New England’ın bu küçük kasabasının sahibi olan Birleşik Kömür Şirketi, toplantı bildirilerimizin dağıtılmasını yasakladı ve üzerinde bildiri bulunan herkesi tutukladı. Fakat çevreden haberleri aldık. Bizimkilerden birkaçı kampa gitti. İkişer ikişer ayrıldılar. Biri sağırmış gibi yaptı ve diğeri yürürken sürekli onun kulağına bağırdı, “Jones Ana, Pazar öğleden sonra, kasabanın dışındaki talaş yığınında bir toplantı yapacakmış.” Sonra sağır arkadaş, ona ne dediğini soruyor ve o da tekrar bağırıyordu. Böylece haber bütün kampa yayıldı ve büyük bir kalabalık topladık.

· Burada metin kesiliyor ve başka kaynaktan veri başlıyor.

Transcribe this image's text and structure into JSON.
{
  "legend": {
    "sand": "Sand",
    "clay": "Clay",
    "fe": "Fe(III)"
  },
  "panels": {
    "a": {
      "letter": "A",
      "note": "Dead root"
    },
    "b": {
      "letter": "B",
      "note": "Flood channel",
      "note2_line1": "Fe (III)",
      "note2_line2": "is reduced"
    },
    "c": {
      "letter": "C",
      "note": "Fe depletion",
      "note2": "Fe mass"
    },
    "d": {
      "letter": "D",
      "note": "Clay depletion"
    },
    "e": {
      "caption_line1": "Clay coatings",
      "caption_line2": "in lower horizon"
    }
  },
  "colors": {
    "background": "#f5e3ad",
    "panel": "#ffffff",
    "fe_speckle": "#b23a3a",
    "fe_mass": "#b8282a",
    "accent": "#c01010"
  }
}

Toplantı sona erdiğinde, üç maden işçisi ve ben, Fairmont City’ye doğru yola çıktık. Maden işçileri, Jo Battley, Charlie Blakelet ve Barney Rice yürüyerek giderken, beni götürecek bir atlı araba ile küçük bir oğlan çocuğu ayarladılar. Onları kasabanın hemen dışında, köprünün karşısında, şehirlerarası arabanın geldiği yerde bekleyecektim. Küçük oğlan ve ben yola çıktık. Geçmek zorunda olduğumuz köprüye, onu görecek kadar yaklaştığımızda hava kararmıştı. Köprünün ardında kara bir bina yükseliyordu. Kömür Şirketinin deposuydu bu. Silahlı adamlar tarafından korunuyordu. Köprü tamamen karanlıktı ve depoda hiç kimse yoktu. Silahlı bir adam bizi durdurdu. Yüzünü göremedim.
“Kimsiniz?” dedi adam.
“Jones Ana ve bir madenci çocuğu” dedim.
“Demek, Jones Ana sensin” dedi silahını tıkırdatarak.

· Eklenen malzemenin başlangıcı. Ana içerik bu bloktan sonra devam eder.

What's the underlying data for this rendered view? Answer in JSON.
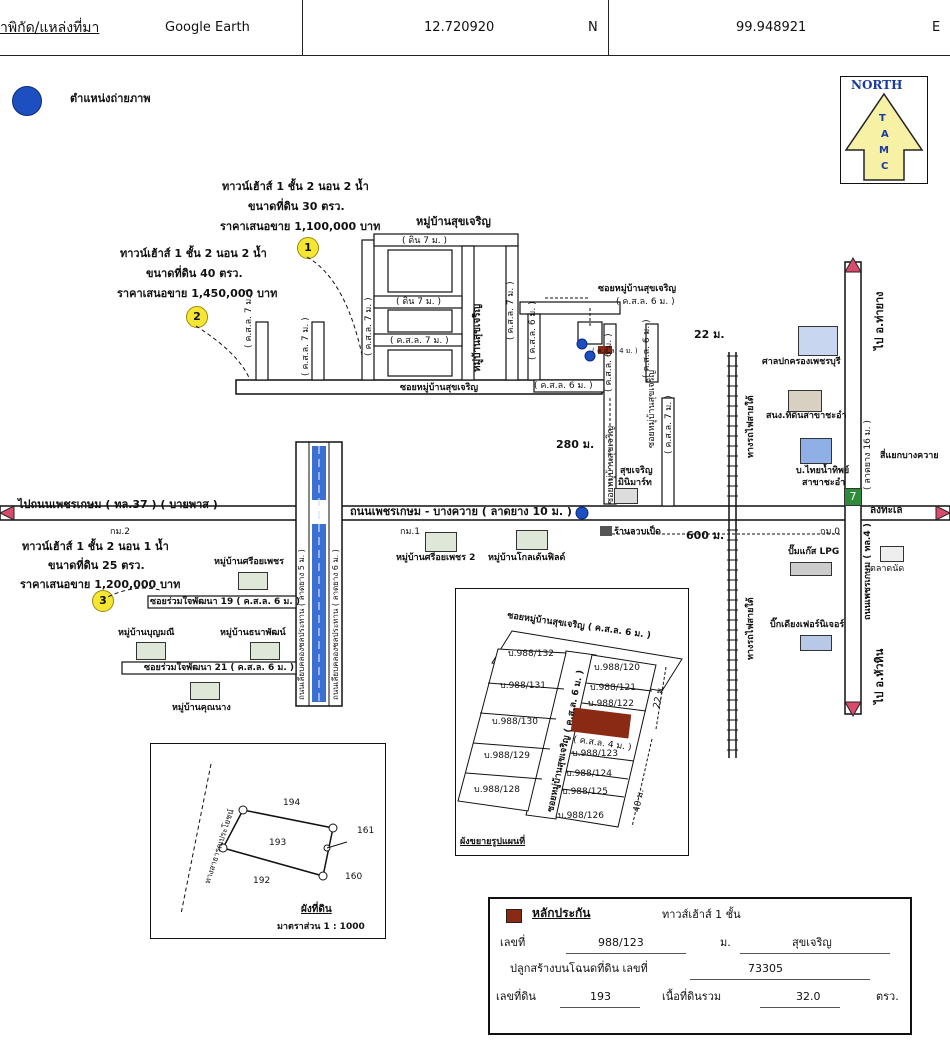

“Evet benim” dedim, “ve eminim, bu akşam depoyu sen koruyorsun. Yarın, sana yeni bir iş bakıyor olacağım.”
Arabadan, yolun şehirlerarası yollarla birleştiği yerde, köprünün tam karşısında indim. Çocuğu evine yolladım:
“Yolda bizim arkadaşları gördüğünde, acele etmelerini söyle. Onlara kendilerini köprünün tam karşısında beklediğimi söyle.”
Görünürde tek bir ev yoktu. Yakınlarda sadece, köprüde ilerleyen karanlık şekillerini ara sıra görebildiğim silahlı adamlar vardı. Hava çok kararmıştı. Yere oturdum ve bekledim. Saatimi çıkardım, bir kibrit yaktım ve şehirlerarası arabanın zamanının neredeyse geldiğini gördüm.
Aniden, karanlığı içinden, “Cinayet! Cinayet! Polis! İmdat!” haykırışları çınladı. Sonra koşuşturma sesleri duyuldu ve Barney Rice, haykırarak köprünün karşısına, bana doğru geldi. Onu Blakley izledi, topukları ensesine değecek kadar hızlı koşuyordu. “Cinayet! Cinayet!” diye haykırıyordu. Onlara doğru koştum. “Jo nerede?” dedim.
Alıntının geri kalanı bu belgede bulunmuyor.